Exporters have complained about the peso’s appreciation because it made their goods more expensive in dollar terms and, therefore, less competitive.
But the Bangko Sentral ng Pilipinas has reiterated its stand against having a bias in favor of a weak currency and showing such by intervening in the foreign exchange market.
According to central bank officials, the BSP maintains a policy of allowing a market-determined exchange rate but intervenes from time to time only to avoid sharp fluctuations in the exchange rate.

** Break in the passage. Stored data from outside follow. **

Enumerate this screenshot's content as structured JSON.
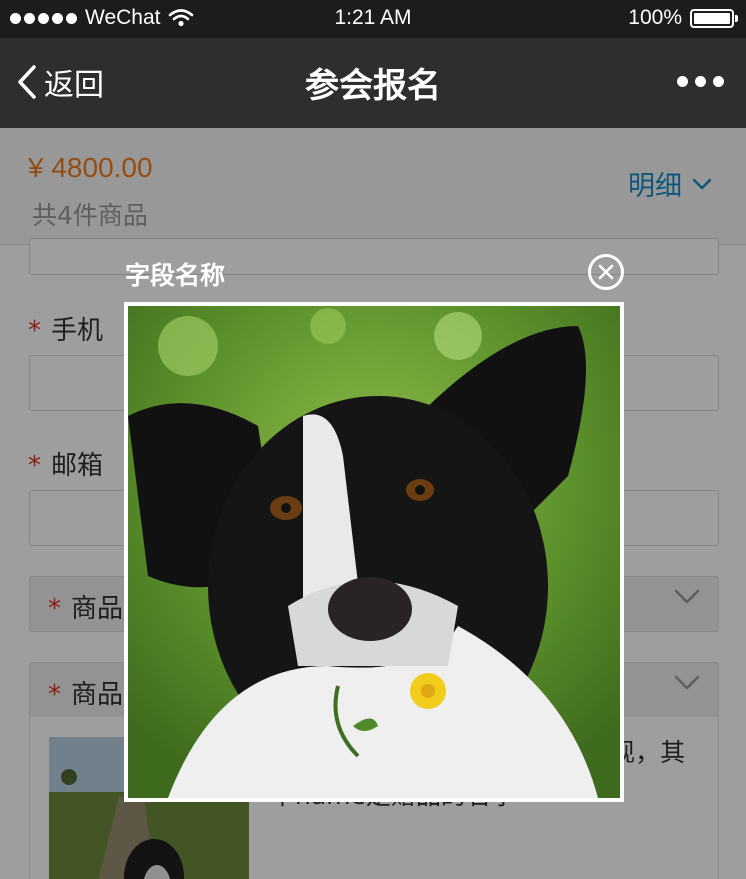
{
  "status_bar": {
    "carrier": "WeChat",
    "time": "1:21 AM",
    "battery": "100%"
  },
  "nav": {
    "back_label": "返回",
    "title": "参会报名"
  },
  "summary": {
    "price": "¥ 4800.00",
    "count": "共4件商品",
    "detail_label": "明细"
  },
  "form": {
    "required_mark": "*",
    "fields": [
      {
        "label": "手机"
      },
      {
        "label": "邮箱"
      }
    ],
    "selects": [
      {
        "label": "商品"
      },
      {
        "label": "商品"
      }
    ],
    "product": {
      "description": "类型，赠品会在extra数组中出现，其中name是赠品的名字"
    }
  },
  "modal": {
    "title": "字段名称"
  },
  "colors": {
    "accent_blue": "#1989c9",
    "price_orange": "#f07c1e",
    "required_red": "#e0331f"
  }
}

Barclays said: “We believe the central bank will continue to finely balance the need for a stronger currency to keep a lid on imported inflation and dampening impact of a stronger currency on remittances in local currency terms [and by extension, on consumption spending].”
Some economists said the appreciation of the peso had a dampening effect on consumption because it reduces the peso value of the same dollar amount of remittances.